Study on Hair Transplantation Procedure

The most common sites for harvesting donor grafts during hair transplant operations are the occipital and temporal areas of the scalp because they have a genetic resistance to miniaturization and balding. Donor grafts are extracted from these regions. Common recipient sites include the frontal hairline, crown, and top of the scalp.

Analyzing the hair transplant procedure

Recipient sites are prepared before hair transplant singapore by making tiny incisions or holes into which the harvested hairs will be inserted using a fine needlepoint instrument. Both donor and recipient sites are anesthetized locally during graft harvesting and implantation.

The aim during the extraction phase is to optimize the retention of live follicles. Also, the extraction process minimizes trauma to the surrounding structures while retrieving individual units through the FUE technique. Thus, technicians later sort out hairs depending upon each case so that one side looks natural.
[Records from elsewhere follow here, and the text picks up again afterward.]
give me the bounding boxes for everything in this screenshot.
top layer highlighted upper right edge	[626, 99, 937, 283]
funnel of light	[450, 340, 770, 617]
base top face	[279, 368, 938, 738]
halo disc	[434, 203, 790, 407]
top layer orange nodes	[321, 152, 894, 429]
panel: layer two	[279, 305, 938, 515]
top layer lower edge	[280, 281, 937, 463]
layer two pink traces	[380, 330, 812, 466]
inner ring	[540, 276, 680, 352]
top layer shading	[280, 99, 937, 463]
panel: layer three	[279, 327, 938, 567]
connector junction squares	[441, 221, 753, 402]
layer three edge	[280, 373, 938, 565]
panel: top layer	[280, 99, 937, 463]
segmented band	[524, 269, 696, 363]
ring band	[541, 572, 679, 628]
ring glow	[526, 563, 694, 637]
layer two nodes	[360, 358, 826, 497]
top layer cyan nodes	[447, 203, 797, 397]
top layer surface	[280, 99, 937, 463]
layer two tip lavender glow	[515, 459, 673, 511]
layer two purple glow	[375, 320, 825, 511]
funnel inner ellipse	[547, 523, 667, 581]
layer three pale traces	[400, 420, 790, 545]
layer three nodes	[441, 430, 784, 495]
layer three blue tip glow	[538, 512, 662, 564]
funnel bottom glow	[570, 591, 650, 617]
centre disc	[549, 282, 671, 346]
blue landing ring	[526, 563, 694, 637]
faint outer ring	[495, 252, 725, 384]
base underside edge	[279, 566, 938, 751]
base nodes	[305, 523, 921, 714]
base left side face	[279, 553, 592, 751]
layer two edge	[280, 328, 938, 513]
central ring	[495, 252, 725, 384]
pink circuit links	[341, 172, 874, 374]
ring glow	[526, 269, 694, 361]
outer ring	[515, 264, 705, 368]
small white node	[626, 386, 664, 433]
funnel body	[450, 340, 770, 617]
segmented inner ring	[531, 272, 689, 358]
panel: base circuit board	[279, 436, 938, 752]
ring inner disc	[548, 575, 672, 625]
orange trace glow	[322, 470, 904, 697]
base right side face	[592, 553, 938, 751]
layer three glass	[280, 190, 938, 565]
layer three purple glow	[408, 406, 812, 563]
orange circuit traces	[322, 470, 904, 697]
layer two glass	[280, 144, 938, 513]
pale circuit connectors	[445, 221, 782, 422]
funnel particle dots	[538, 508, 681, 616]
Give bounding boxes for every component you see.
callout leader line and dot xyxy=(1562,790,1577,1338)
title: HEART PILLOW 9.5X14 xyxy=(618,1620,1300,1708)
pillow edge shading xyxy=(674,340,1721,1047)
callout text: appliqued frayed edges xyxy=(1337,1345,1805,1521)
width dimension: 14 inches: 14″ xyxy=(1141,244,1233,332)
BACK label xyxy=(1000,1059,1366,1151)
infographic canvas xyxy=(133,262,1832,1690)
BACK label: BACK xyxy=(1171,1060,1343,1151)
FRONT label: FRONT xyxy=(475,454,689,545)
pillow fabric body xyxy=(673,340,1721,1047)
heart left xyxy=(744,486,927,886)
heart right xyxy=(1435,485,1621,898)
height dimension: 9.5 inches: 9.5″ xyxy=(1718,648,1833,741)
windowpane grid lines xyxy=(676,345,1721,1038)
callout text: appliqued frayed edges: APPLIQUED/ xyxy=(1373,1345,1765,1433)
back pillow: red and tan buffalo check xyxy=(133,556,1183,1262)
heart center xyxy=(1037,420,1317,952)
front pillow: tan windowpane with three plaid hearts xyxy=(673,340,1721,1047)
During graft placement, checking up on the newly created incisions and selecting recipient sites based on angulations and the direction of terminal hair growth is essential. The implantation density will depend on the number of grafts available and the desired fullness. Small forceps or hypodermic needles gently insert individual follicle units into the incisions at the selected areas.

Patients should sleep with their head erect to avoid dislodgement of grafts. There should be no strenuous activities for three weeks, while regular hair washing can begin after three days, although care must be taken when washing through the areas around where the grafts were harvested.

There are some complications including bleeding, infection, and poor hair growth. Hypo-perfusion leads to patchy necrosis in case blood supply is not established or if they have been inadvertently damaged during implantation. Due to shock loss, some people, especially those with high-density hairs, may lose some native hair in the transplant area within days after surgery, but this is temporary only.

Therefore, graft survival is improved by proper aftercare. For graft uptake, the use of microneedling treatments may be beneficial.   Since they protect surrounding follicles from strong DHT, weak indigenous hairs do not easily stand against the hormone.


It involves moving resistant follicles from the back and sides of the head to thinning areas and balding zones on top of the scalp. Over one year after surgery, graft survival and aesthetic outcomes depend primarily on skillful surgeons’ touch, delicate handiwork, and postoperative care given to any individual patient. Consequently, achieving a permanent natural appearing framework of hair coverage is possible following this surgical procedure.